Apple Announces $1 Billion Fund to Create U.S. Jobs in Manufacturing
SAN FRANCISCO — While on the campaign trail last year, Donald J. Trump lamented the loss of manufacturing jobs in the United States and set his sights on companies like Apple to help rectify the situation. “I’m going to get Apple to start making their computers and their iPhones on our land, not in China,” he said.
On Wednesday, Apple appeared to meet President Trump halfway.
While it did not announce a new manufacturing facility with thousands of manufacturing jobs, Apple, the world’s most valuable public company, said it planned to dedicate resources to American job creation with a $1 billion fund to invest in advanced manufacturing in the United States. The company said it would announce the first investment from its new fund later this month.
The fund “can be the ripple in the pond,” Timothy D. Cook, Apple’s chief executive, said during an interview with CNBC in which he announced the new fund. “Those manufacturing jobs create more jobs around them because you have a service industry that builds up around them.”
In introducing the fund, Apple joined a growing list of companies that have said in recent months that they will add, promote or keep jobs — many of them related to manufacturing — in the United States.
Carrier, a furnace maker that had been excoriated by Mr.

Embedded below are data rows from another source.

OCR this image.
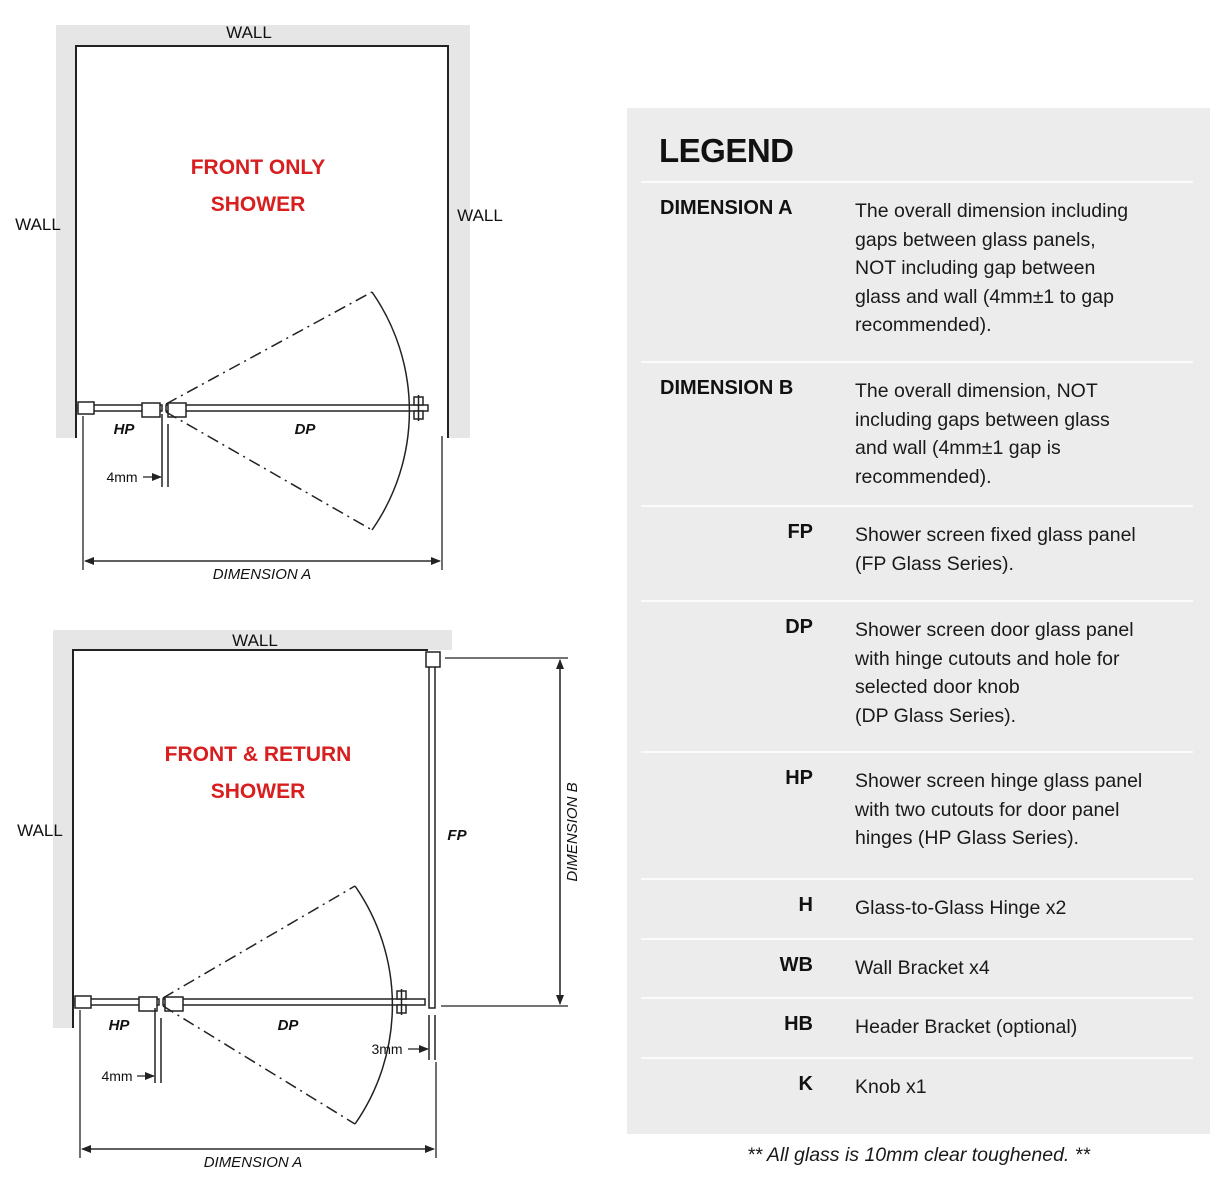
WALL
WALL	WALL
FRONT ONLY
SHOWER
HP	DP
4mm
DIMENSION A
WALL
WALL
FRONT & RETURN
SHOWER
FP
HP	DP
4mm
3mm
DIMENSION A
DIMENSION B
LEGEND
DIMENSION A	The overall dimension including
gaps between glass panels,
NOT including gap between
glass and wall (4mm±1 to gap
recommended).
DIMENSION B	The overall dimension, NOT
including gaps between glass
and wall (4mm±1 gap is
recommended).
FP Shower screen fixed glass panel
(FP Glass Series).
DP Shower screen door glass panel
with hinge cutouts and hole for
selected door knob
(DP Glass Series).
HP Shower screen hinge glass panel
with two cutouts for door panel
hinges (HP Glass Series).
H Glass-to-Glass Hinge x2
WB Wall Bracket x4
HB Header Bracket (optional)
K Knob x1
** All glass is 10mm clear toughened. **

Trump for potentially outsourcing jobs to Mexico, decided to keep 800 of 1,400 jobs in Indianapolis. SoftBank, a Japanese company that has invested in many businesses worldwide, told Mr. Trump it would use a $100 billion technology fund to create 50,000 American jobs. This week, Infosys, a tech outsourcing company based in India, said it would hire up to 10,000 American workers. Some critics have suggested the Trump administration is too focused on manufacturing, as opposed to more quickly cultivating service occupations — in the leisure and hospitality or health care industries, for instance.
But for the roughly two-thirds of Americans who lack a four-year college degree, manufacturing remains one of the few sectors that can deliver a middle-class income. According to the Bureau of Labor Statistics, the typical factory worker earns more than $26 an hour, compared with $14 an hour for the average hotel and food services employee.
Asked by Mr. Cramer about working with the president, Mr. Cook said there were always issues to agree on and disagree on with any administration in any country. But “you look to find common ground and try to influence the things you don’t,” he said.
Mr. Cook added that Apple would announce initiatives to support its current employees and add to their ranks, and to aid the software developers who make apps for Apple’s phones, watches and computers.
Apple, which reported its quarterly earnings on Tuesday, had $257 billion in cash and marketable securities on its balance sheet as of April 1, so a $1 billion fund is relatively paltry for the company. Much of Apple’s cash is held overseas, but Mr. Cook told CNBC that the money the company was using for the fund is “U.S. money.”
An Apple spokesman said he did not have anything to add beyond what Mr. Cook said during the interview.